Dunzo Users Need to Be Careful After Their Phone Numbers and Email IDs Got Leaked
On Saturday, Mukund Jha, the CTO of an Indian delivery service called Dunzo, was faced with the unenviable task of telling users that some of their data had been exposed. In a blog post, Jha apologized profusely and explained that hackers had gained access to the phone numbers and email addresses of an undisclosed number of Dunzo users.
Dunzo: A third-party breach led to the exposure of users' data
Dunzo's CTO said that the investigation is still ongoing, but he did point out the hackers didn't attack Dunzo itself. The server of a third party that the startup works with was breached, and through it, the crooks managed to get to a Dunzo database that contained phone numbers and email addresses.
As soon as they learned about the breach, Jha and his team immediately started working on securing the data and ensuring that similar incidents don't happen in the future. The steps they took include implementing a system that will alert them of any suspicious activity, reviewing third-party plugins, tightening access control policies, changing internal passwords, rotating access tokens, and updating the entire network configuration. More or less, they did all the things a company should do in the aftermath of a data breach, as well as some of the things a company should ideally do before the data ends up exposed.
Dunzo was quick to disclose the breach, but some of the details remain unknown
Jha's blog post was pasted in an email and sent to some of Dunzo's customers. One of those customers was independent researcher and cybersecurity professional Niranjan Patil, who praised Dunzo for being upfront about the incident.
It is indeed good to see a startup company that has suffered a cybersecurity calamity admit about the hack and disclose it as quickly as possible. That being said, Mukund Jha's notice could have contained fewer apologies and a bit more details.
Jha did point out that the company is still investigating the incident, so it's fair to assume that even he hasn't got the full picture. The fact that the third party that got hacked remains unnamed for now is also somewhat understandable.
Dunzo could have at least disclosed, however, when the breach happened and how the company learned about it. The number of potentially affected users is also not disclosed, which means that it's impossible to estimate the scope of the incident. People might also be wondering if any login data was affected during the breach.
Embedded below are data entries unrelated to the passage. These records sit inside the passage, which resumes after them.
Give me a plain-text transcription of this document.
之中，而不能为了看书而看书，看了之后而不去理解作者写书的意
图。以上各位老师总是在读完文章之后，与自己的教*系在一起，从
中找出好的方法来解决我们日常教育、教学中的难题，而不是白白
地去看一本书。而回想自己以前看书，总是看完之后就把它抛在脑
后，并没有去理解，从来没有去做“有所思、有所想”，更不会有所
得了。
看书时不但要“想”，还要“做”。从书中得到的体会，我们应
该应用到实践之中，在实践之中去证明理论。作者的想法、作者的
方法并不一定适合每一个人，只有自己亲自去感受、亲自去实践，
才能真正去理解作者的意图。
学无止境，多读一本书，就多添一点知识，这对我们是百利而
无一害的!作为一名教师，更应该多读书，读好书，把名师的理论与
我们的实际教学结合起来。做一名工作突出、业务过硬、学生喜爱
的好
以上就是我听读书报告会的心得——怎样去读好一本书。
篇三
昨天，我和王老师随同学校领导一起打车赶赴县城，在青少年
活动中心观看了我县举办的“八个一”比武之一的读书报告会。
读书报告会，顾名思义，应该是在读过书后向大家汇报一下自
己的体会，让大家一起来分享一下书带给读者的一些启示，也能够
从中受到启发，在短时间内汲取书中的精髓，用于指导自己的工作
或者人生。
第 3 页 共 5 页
Regular users do indeed sign up for the service with a one-time password sent to their phones, but the businesses that work with Dunzo rely on a traditional username and password authentication system, and although the notification said that no payment information has been exposed, there was no mention of login credentials.
The missing details mean that at this point, users can do little more than hope that the breach isn't that serious. They can also hope that any future communication regarding the incident will be a bit more detailed.